Dahin shifted uneasily, brushed some dirt off the case and set it aside. “I just … didn’t want to be disturbed.” When he was younger, he had always had an open face, had never been reluctant to show his true emotions while everyone else around him went to pains to conceal theirs. Now he looked guarded and guilty, but not the kind of guilty that said I have betrayed my family and friends. He huffed in exasperation. “I knew what Tahren would say if she knew I was here! Now can you tell me what happened to you? Did your old body die? I didn’t think that was possible.”
Kai felt his heart unclench just a little, despite himself. It was just so good to see Dahin again. “We were caught, Ziede and I. They put us in an underwater tomb. We’ve been there for most of the year. We only escaped days ago.”
Dahin’s head jerked up as he met Kai’s gaze. His face went through shock, dismay, horror. “Where’s Ziede? Is she all right?” He plopped down and patted the tarp in front of him. “Kai, sit down.”
Kai should have been braced for an attack, but he just felt tired suddenly. And if Dahin was the one plotting against them, maybe it was time to give up. He sat down on the tarp. It was thick and waxed to stay dry, but slipping a little against the muck underneath it. “Ziede’s here. Dahin, we don’t know where Tahren is. The last we heard of her, she was looking for you.”

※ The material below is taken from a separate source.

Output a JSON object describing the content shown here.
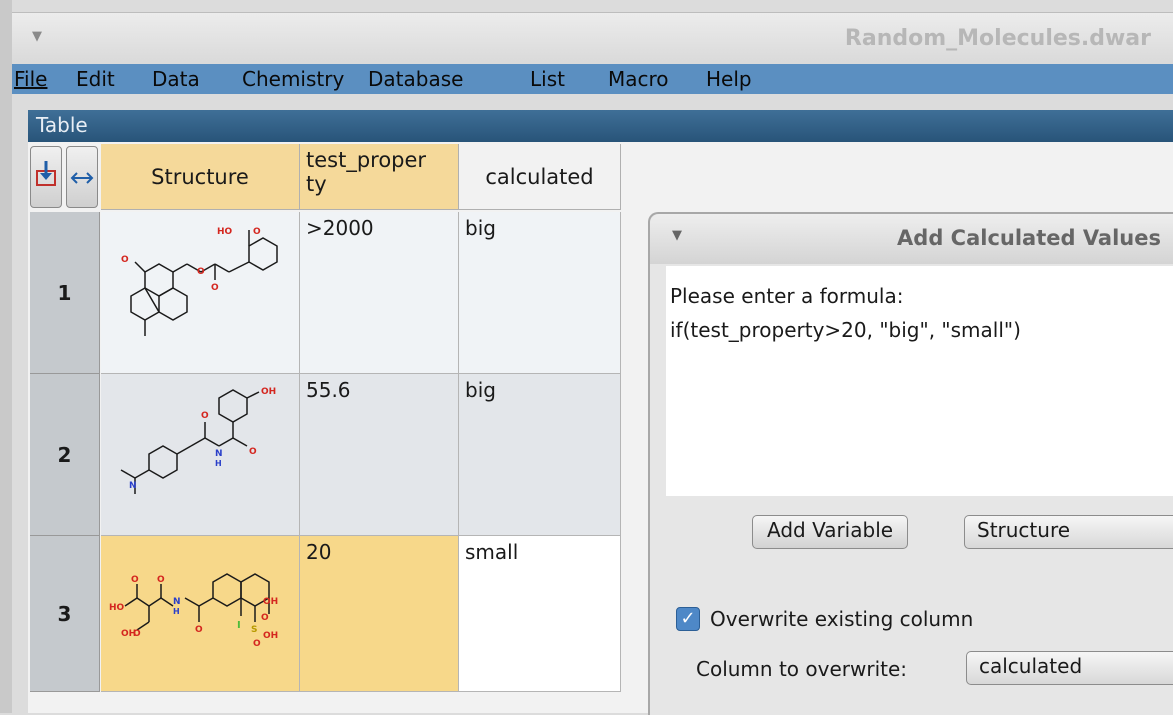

Dahin had stopped trying to distract Kai and was all attention now. His hands had gone limp, his brow furrowed. It had been rare in recent years to get Dahin’s full attention, but Kai had it now. Almost plaintively, Dahin said, “But … She must be … No one could touch her.”
Kai shook his head. “Ziede can’t find her pearl. We were told she didn’t go to Benais-arik for the coalition renewal. She’s not at Avagantrum. They haven’t seen her since she left to look for you.”